Watching from his new surroundings in the desert, Jalen Rose couldn’t
help but reflect, both on his own good fortune at escaping the Knicks
and on what he is certain is Malik Rose’s frustration at being stuck.

"Once you play at the highest level, in the Finals, like me and Malik
have, you know that’s all there is to strive for," Jalen said via cell
phone as he boarded a bus for his first road trip with the Suns.
"That’s what it’s all about."

Rose knows something else: For the first time since the Pacers traded
him to the Bulls in a multi-player, trade deadline deal in 2002, he has
reason to believe he may actually get to play in another Finals. The
Suns are off to a slow start, 1-3 entering tonight’s game against the
Spurs at the AT&T Center, but they remain one of the teams with a
legitimate chance at getting to the Finals from the Western Conference.
They have been to the Western finals the past two seasons, something no
other Western team can say, and they still have the reigning NBA Most
Valuable Player, Steve Nash.

"At the end of the day," Jalen Rose said, "winning is what it’s all
about. I’d love to get back to playing for a championship. Getting
traded from Indiana to Chicago to Toronto to New York put me in a long,
uphill battle.

"Being waived by New York gave me options."

Good options. Rose got to choose between two potential NBA finalists:
the Suns and the Miami Heat. Still owed $14.5 million by the Knicks
after agreeing to a contract buyout, both the Suns and Heat offered him
nearly the same deal, something slightly above the NBA’s veteran
minimum, about $1.5 million.

Why choose the Suns rather than the defending champs?

"It was a very hard choice," Rose said. "It was two entirely different
styles with two great coaches. But at the end, the Suns haven’t (won a
championship) yet, and if I can be a part of a situation that resulted
in something like that, it would be tremendous."

The Suns’ up-tempo style was a big factor, too.

"Everybody’s happy playing Mike D’Antoni’s style," Rose said, "whether
you’re a high school player, college, pros, coaches. Get it up and get
a great shot in tempo. Who doesn’t want to play like that?"

D’Antoni is happy to have Rose, just the sort of versatile playmaker
that thrives in his system. It won’t be a shock that Rose ends up
playing some point guard if Marcus Banks does not better absorb the
Suns’ system than he has through the preseason and the first four
games. Banks was signed primarily to allow D’Antoni to lighten Nash’s
work load over the course of 82 regular-season games.

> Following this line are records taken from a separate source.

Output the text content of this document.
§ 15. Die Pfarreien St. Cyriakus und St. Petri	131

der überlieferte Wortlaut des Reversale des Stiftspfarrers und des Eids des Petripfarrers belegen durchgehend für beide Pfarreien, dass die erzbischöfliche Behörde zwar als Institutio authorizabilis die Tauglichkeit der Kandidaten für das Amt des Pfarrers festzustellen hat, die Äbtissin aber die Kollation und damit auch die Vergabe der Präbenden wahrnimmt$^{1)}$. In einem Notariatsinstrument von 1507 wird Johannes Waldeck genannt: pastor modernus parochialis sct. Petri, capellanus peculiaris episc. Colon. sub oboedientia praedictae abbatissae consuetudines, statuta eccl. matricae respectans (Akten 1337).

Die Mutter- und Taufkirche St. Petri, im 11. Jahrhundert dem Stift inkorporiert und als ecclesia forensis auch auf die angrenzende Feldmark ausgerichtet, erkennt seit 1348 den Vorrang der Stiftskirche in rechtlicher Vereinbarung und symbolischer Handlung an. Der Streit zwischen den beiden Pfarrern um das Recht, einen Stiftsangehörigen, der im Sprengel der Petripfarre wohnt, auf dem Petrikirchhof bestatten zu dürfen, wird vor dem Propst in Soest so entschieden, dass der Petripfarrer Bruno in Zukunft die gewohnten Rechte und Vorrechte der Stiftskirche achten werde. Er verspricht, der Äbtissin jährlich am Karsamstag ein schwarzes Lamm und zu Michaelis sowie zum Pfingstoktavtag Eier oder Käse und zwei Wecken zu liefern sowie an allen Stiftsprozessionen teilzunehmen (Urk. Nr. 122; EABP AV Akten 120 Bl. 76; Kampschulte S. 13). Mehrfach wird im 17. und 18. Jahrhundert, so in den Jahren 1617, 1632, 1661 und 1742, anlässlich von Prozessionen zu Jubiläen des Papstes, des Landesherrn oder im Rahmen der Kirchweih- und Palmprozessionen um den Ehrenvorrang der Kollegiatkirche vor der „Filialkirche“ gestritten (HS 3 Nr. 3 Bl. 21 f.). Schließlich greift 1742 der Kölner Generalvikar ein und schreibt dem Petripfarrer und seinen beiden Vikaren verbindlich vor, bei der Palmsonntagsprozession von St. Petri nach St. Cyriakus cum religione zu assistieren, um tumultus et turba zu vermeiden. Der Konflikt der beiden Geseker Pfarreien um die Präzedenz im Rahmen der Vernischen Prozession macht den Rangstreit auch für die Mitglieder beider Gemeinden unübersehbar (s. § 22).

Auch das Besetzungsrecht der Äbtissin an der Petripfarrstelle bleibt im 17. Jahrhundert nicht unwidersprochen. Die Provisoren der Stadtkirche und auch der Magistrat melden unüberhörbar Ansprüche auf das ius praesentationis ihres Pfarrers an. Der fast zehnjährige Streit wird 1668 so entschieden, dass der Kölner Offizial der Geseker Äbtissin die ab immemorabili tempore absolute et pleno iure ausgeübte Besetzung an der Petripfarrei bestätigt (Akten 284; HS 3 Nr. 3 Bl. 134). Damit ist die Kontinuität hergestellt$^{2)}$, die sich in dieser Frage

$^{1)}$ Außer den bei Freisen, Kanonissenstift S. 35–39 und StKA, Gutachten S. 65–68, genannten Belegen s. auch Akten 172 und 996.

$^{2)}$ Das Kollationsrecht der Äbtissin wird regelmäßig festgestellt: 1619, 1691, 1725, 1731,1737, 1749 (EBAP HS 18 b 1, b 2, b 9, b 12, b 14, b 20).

"We think," D’Antoni said, "Jalen can be another guy who makes plays for us."

Rose can play the point, big guard and small forward. He has started at
all three spots at various times in his 13-season career.

Last season, the Suns found their most valuable backup, Tim Thomas, on
the NBA’s scrap heap. Sent home from Bulls camp because coach Scott
Skiles did not like his practice habits, Thomas was signed for a
pittance by the Suns after the Bulls bought out his contract.

Does Rose want to be this season’s Tim Thomas?

"I don’t know about that," Rose said. "I’m definitely looking to be this season’s Jalen Rose, that’s for sure."

This season’s Jalen Rose, he said, is humble. That is not something you
always could say about him. A member of the famed University of
Michigan Fab Five team, Rose never lacked confidence that often
approached hubris.

Being plucked from the waiver wire after all those years on lottery teams has given him a different outlook.

"I was totally humbled by the whole thing," Rose said. "When you’re on
a losing team, you even stop looking at the standings. To have this
opportunity to win again is humbling."